I am still very early into my research of websites to use for my photography. What I would like is one that I could have some of my sample images, information about my services / fees / example contract, and space to provide a gallery of proofs to a client for them to select from. Preferably flexible enough that I could have a range of pricing, (ie.  1-50 images for $ amt, 51-100 for $amt., etc.) and the ability for a client to make payment. I've heard good (and bad recommendations that were obviously from someone that earned money for each referral) so I was curious what people have and what they like the best about their choice.


----------



## Bill Ballard (Jul 31, 2020)

I built mine with a Squarespace template - easy to use, very intuitive, drag and drop builder; moderately customizeable with plenty of options for E-commerce, etc., and 'client access only' pages are easy to set up with password protection. Hosting, etc., affordable.

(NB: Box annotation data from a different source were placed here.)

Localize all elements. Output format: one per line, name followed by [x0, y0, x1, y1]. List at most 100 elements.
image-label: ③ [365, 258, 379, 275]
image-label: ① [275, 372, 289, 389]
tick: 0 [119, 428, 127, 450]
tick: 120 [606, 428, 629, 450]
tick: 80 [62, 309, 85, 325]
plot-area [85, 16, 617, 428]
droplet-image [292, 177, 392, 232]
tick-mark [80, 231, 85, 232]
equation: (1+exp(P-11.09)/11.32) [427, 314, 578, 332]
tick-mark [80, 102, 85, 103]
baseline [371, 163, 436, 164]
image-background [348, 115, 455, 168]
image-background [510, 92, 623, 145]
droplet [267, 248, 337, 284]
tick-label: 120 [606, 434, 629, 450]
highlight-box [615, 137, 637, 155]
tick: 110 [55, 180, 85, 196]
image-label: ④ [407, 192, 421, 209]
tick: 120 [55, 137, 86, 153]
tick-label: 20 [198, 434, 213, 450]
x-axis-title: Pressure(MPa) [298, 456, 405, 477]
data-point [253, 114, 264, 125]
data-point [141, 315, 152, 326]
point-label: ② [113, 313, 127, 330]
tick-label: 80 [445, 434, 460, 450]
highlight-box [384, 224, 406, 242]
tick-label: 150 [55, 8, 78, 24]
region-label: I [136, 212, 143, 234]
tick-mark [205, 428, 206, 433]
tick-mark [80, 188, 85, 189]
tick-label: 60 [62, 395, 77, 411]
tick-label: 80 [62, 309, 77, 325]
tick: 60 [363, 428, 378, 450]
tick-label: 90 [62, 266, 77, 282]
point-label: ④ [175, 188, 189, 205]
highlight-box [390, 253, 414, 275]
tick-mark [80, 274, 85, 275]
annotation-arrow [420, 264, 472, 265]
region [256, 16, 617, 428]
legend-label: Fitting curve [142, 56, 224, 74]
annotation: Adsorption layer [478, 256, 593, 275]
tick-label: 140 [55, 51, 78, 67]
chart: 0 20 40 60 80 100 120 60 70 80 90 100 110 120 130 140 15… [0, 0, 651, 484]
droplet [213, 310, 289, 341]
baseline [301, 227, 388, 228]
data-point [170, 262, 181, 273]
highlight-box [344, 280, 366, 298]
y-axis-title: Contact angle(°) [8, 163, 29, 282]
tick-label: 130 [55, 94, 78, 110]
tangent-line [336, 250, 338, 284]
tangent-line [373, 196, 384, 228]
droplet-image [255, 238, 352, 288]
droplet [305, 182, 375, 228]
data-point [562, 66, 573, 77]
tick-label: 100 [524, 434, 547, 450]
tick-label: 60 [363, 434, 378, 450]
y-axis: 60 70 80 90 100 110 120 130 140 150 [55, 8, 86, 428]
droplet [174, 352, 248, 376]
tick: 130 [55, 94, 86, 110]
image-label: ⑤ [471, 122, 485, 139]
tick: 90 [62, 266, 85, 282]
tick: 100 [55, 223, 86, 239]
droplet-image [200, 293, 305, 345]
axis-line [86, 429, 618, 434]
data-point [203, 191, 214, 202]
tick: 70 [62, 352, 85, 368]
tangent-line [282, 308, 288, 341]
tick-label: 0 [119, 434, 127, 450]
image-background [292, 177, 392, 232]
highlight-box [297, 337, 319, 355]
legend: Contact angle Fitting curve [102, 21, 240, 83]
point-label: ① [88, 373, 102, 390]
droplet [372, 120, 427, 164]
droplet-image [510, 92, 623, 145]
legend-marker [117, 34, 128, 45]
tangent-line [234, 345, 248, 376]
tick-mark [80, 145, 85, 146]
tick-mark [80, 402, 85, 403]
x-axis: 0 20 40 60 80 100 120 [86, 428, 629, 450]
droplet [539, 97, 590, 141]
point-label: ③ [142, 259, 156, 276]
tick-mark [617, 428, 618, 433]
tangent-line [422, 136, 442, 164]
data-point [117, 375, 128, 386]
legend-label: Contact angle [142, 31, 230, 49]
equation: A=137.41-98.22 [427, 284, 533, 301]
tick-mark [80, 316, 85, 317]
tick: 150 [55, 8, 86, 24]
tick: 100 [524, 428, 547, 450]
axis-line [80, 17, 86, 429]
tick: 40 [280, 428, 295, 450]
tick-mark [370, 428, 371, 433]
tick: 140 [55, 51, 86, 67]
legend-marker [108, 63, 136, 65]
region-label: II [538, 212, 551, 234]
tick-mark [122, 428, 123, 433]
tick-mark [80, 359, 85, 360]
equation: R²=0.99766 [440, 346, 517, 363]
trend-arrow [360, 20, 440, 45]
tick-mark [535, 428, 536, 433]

Feel free to take a look; I have two sites with them; this one is my nude/erotic work, so NSFW. www.erosartistphotography.com

The other is our sailing/blog site, totally SFW and woefully out of date! www.svjobeth.com


----------



## Woodbutcher (Jul 31, 2020)

I use Smugmug, but only as a power user level.  So I can't set prices on my photos for sale.  I do like it, particularly I can use a Publish service to push from Lightroom to my Smugmug galleries.  The higher level (more expensive) users can set prices.


----------